April 3, 2026 - 4:17 PM

Colorado Gov. Jared Polis is said to be wavering on whether to grant clemency to Tina Peters, a former county clerk who was convicted of allowing a third party to take the data from her office's election systems software. (Hyoung Chang/The Denver Post/TNS)

Colorado’s governor is between a rock and hard place.

By upholding the law and keeping a convicted felon behind bars, Gov. Jared Polis is causing his state to suffer the wrath of President Donald Trump.

Of course, Tina Peters didn’t commit just any crime.

It all started in the aftermath of the 2019 general election when Peters, as Mesa County Clerk, tried to do her small part to subvert the election of Joe Biden.

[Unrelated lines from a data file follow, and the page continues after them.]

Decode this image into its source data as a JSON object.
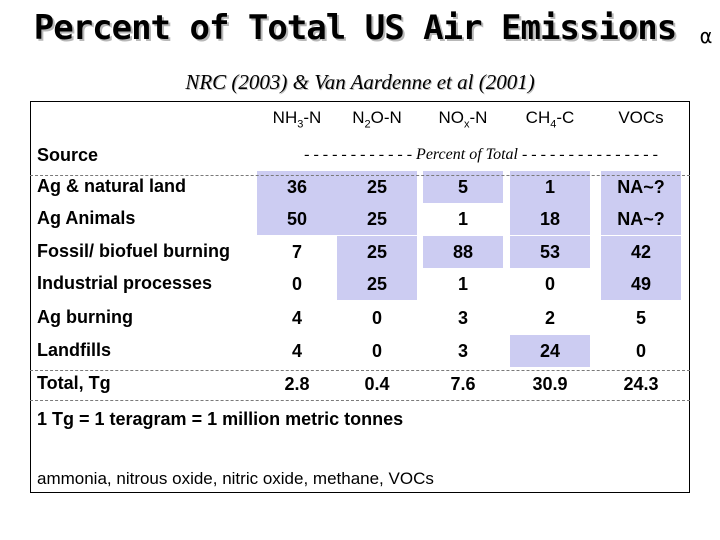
{
  "title": "Percent of Total US Air Emissions",
  "title_tail": "α",
  "subtitle": "NRC (2003) & Van Aardenne et al (2001)",
  "columns": [
    {
      "base": "NH",
      "sub": "3",
      "suffix": "-N"
    },
    {
      "base": "N",
      "sub": "2",
      "suffix": "O-N"
    },
    {
      "base": "NO",
      "sub": "x",
      "suffix": "-N"
    },
    {
      "base": "CH",
      "sub": "4",
      "suffix": "-C"
    },
    {
      "base": "VOCs",
      "sub": "",
      "suffix": ""
    }
  ],
  "source_label": "Source",
  "unit_line": "- - - - - - - - - - - - Percent of Total - - - - - - - - - - - - - - -",
  "rows": [
    {
      "label": "Ag & natural land",
      "cells": [
        {
          "v": "36",
          "hl": true
        },
        {
          "v": "25",
          "hl": true
        },
        {
          "v": "5",
          "hl": true
        },
        {
          "v": "1",
          "hl": true
        },
        {
          "v": "NA~?",
          "hl": true
        }
      ]
    },
    {
      "label": "Ag Animals",
      "cells": [
        {
          "v": "50",
          "hl": true
        },
        {
          "v": "25",
          "hl": true
        },
        {
          "v": "1",
          "hl": false
        },
        {
          "v": "18",
          "hl": true
        },
        {
          "v": "NA~?",
          "hl": true
        }
      ]
    },
    {
      "label": "Fossil/ biofuel burning",
      "cells": [
        {
          "v": "7",
          "hl": false
        },
        {
          "v": "25",
          "hl": true
        },
        {
          "v": "88",
          "hl": true
        },
        {
          "v": "53",
          "hl": true
        },
        {
          "v": "42",
          "hl": true
        }
      ]
    },
    {
      "label": "Industrial processes",
      "cells": [
        {
          "v": "0",
          "hl": false
        },
        {
          "v": "25",
          "hl": true
        },
        {
          "v": "1",
          "hl": false
        },
        {
          "v": "0",
          "hl": false
        },
        {
          "v": "49",
          "hl": true
        }
      ]
    },
    {
      "label": "Ag burning",
      "cells": [
        {
          "v": "4",
          "hl": false
        },
        {
          "v": "0",
          "hl": false
        },
        {
          "v": "3",
          "hl": false
        },
        {
          "v": "2",
          "hl": false
        },
        {
          "v": "5",
          "hl": false
        }
      ]
    },
    {
      "label": "Landfills",
      "cells": [
        {
          "v": "4",
          "hl": false
        },
        {
          "v": "0",
          "hl": false
        },
        {
          "v": "3",
          "hl": false
        },
        {
          "v": "24",
          "hl": true
        },
        {
          "v": "0",
          "hl": false
        }
      ]
    }
  ],
  "total": {
    "label": "Total, Tg",
    "cells": [
      "2.8",
      "0.4",
      "7.6",
      "30.9",
      "24.3"
    ]
  },
  "note": "1 Tg = 1 teragram = 1 million metric tonnes",
  "names": "ammonia, nitrous oxide, nitric oxide, methane, VOCs",
  "colors": {
    "highlight": "#ccccf2",
    "title_shadow": "#b8b8b8"
  }
}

Among her crimes, Peters was found guilty of orchestrating an unauthorized person to access the county’s electronic voting machines to make copies of election system software and capture images of passwords and other sensitive data, all while the room’s security cameras had been disabled.

Under the influence of election-deniers, Peters’ goal was to prove election equipment in Mesa County was somehow corruptible. A pursuit that continues to fail.

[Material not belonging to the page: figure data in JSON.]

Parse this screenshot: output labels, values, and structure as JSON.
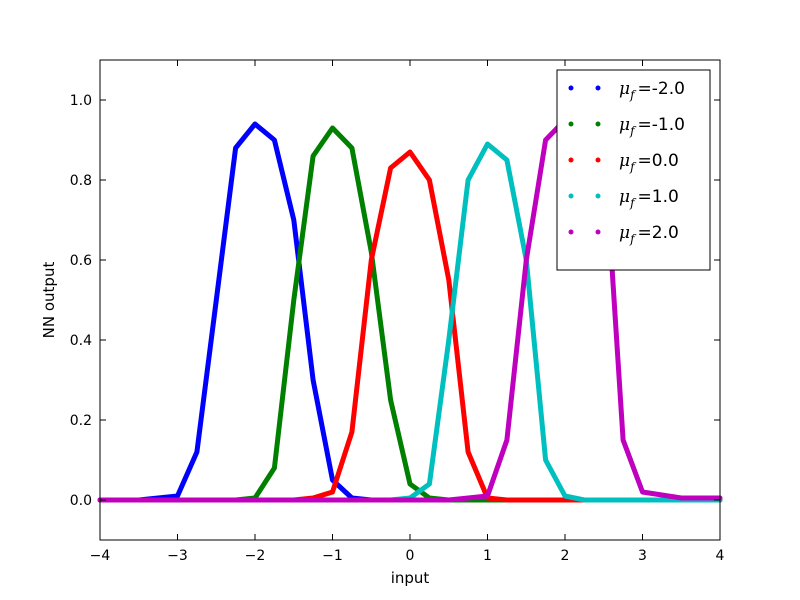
{
  "chart_data": {
    "type": "line",
    "xlabel": "input",
    "ylabel": "NN output",
    "xlim": [
      -4,
      4
    ],
    "ylim": [
      -0.1,
      1.1
    ],
    "xticks": [
      -4,
      -3,
      -2,
      -1,
      0,
      1,
      2,
      3,
      4
    ],
    "xtick_labels": [
      "−4",
      "−3",
      "−2",
      "−1",
      "0",
      "1",
      "2",
      "3",
      "4"
    ],
    "yticks": [
      0.0,
      0.2,
      0.4,
      0.6,
      0.8,
      1.0
    ],
    "ytick_labels": [
      "0.0",
      "0.2",
      "0.4",
      "0.6",
      "0.8",
      "1.0"
    ],
    "grid": false,
    "legend_position": "top-right",
    "x": [
      -4.0,
      -3.5,
      -3.0,
      -2.75,
      -2.5,
      -2.25,
      -2.0,
      -1.75,
      -1.5,
      -1.25,
      -1.0,
      -0.75,
      -0.5,
      -0.25,
      0.0,
      0.25,
      0.5,
      0.75,
      1.0,
      1.25,
      1.5,
      1.75,
      2.0,
      2.25,
      2.5,
      2.75,
      3.0,
      3.5,
      4.0
    ],
    "series": [
      {
        "name_prefix": "μ",
        "name_sub": "f",
        "name_value": "-2.0",
        "color": "#0000ff",
        "y": [
          0.0,
          0.0,
          0.01,
          0.12,
          0.5,
          0.88,
          0.94,
          0.9,
          0.7,
          0.3,
          0.05,
          0.005,
          0.0,
          0.0,
          0.0,
          0.0,
          0.0,
          0.0,
          0.0,
          0.0,
          0.0,
          0.0,
          0.0,
          0.0,
          0.0,
          0.0,
          0.0,
          0.0,
          0.0
        ]
      },
      {
        "name_prefix": "μ",
        "name_sub": "f",
        "name_value": "-1.0",
        "color": "#008000",
        "y": [
          0.0,
          0.0,
          0.0,
          0.0,
          0.0,
          0.0,
          0.005,
          0.08,
          0.5,
          0.86,
          0.93,
          0.88,
          0.62,
          0.25,
          0.04,
          0.005,
          0.0,
          0.0,
          0.0,
          0.0,
          0.0,
          0.0,
          0.0,
          0.0,
          0.0,
          0.0,
          0.0,
          0.0,
          0.0
        ]
      },
      {
        "name_prefix": "μ",
        "name_sub": "f",
        "name_value": "0.0",
        "color": "#ff0000",
        "y": [
          0.0,
          0.0,
          0.0,
          0.0,
          0.0,
          0.0,
          0.0,
          0.0,
          0.0,
          0.005,
          0.02,
          0.17,
          0.6,
          0.83,
          0.87,
          0.8,
          0.55,
          0.12,
          0.005,
          0.0,
          0.0,
          0.0,
          0.0,
          0.0,
          0.0,
          0.0,
          0.0,
          0.0,
          0.0
        ]
      },
      {
        "name_prefix": "μ",
        "name_sub": "f",
        "name_value": "1.0",
        "color": "#00bfbf",
        "y": [
          0.0,
          0.0,
          0.0,
          0.0,
          0.0,
          0.0,
          0.0,
          0.0,
          0.0,
          0.0,
          0.0,
          0.0,
          0.0,
          0.0,
          0.005,
          0.04,
          0.4,
          0.8,
          0.89,
          0.85,
          0.6,
          0.1,
          0.01,
          0.0,
          0.0,
          0.0,
          0.0,
          0.0,
          0.0
        ]
      },
      {
        "name_prefix": "μ",
        "name_sub": "f",
        "name_value": "2.0",
        "color": "#bf00bf",
        "y": [
          0.0,
          0.0,
          0.0,
          0.0,
          0.0,
          0.0,
          0.0,
          0.0,
          0.0,
          0.0,
          0.0,
          0.0,
          0.0,
          0.0,
          0.0,
          0.0,
          0.0,
          0.005,
          0.01,
          0.15,
          0.6,
          0.9,
          0.95,
          0.95,
          0.9,
          0.15,
          0.02,
          0.005,
          0.005
        ]
      }
    ]
  }
}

In 2024, a Mesa County jury found Peters guilty of seven of 10 criminal charges related to the security breach, including willfully compromising her office’s election equipment.

She was sentenced to nine years in prison.

In the lead-up to her incarceration, Peters, 70, appeared to relish her new-found role as a rabble rouser.

Not only did she find a national platform to spread election conspiracy theories, but she refused to comply with a subpoena issued by the Colorado Secretary of State during its investigation of her.

That insubordination no doubt grated on District Judge Matthew Barrett, who, during her sentencing, called her a “charlatan” who abused her role as a county clerk to “peddle snake oil,” and, Barrett predicted, “would do it all over again if you could.”

As the saying goes, “One man’s meat is another’s poison.”

What Judge Barrett found objectionable in Peters, Trump admired.

And once he was re-elected, Trump issued Peters a presidential pardon for her efforts to “expose Voter Fraud in the Rigged 2020 Presidential Election.”

But because Peters’s conviction was on state charges, and not federal, like the 1,500 Trump pardoned for the Jan. 6 attack on the U.S. Capitol which aimed to overturn the 2020 election results, her pardon was only symbolic.

WHAT’S ALL too real, however, is Trump’s retribution on Colorado for its Gov. Jared Polis’s refusal to heed his demand to pardon Peters.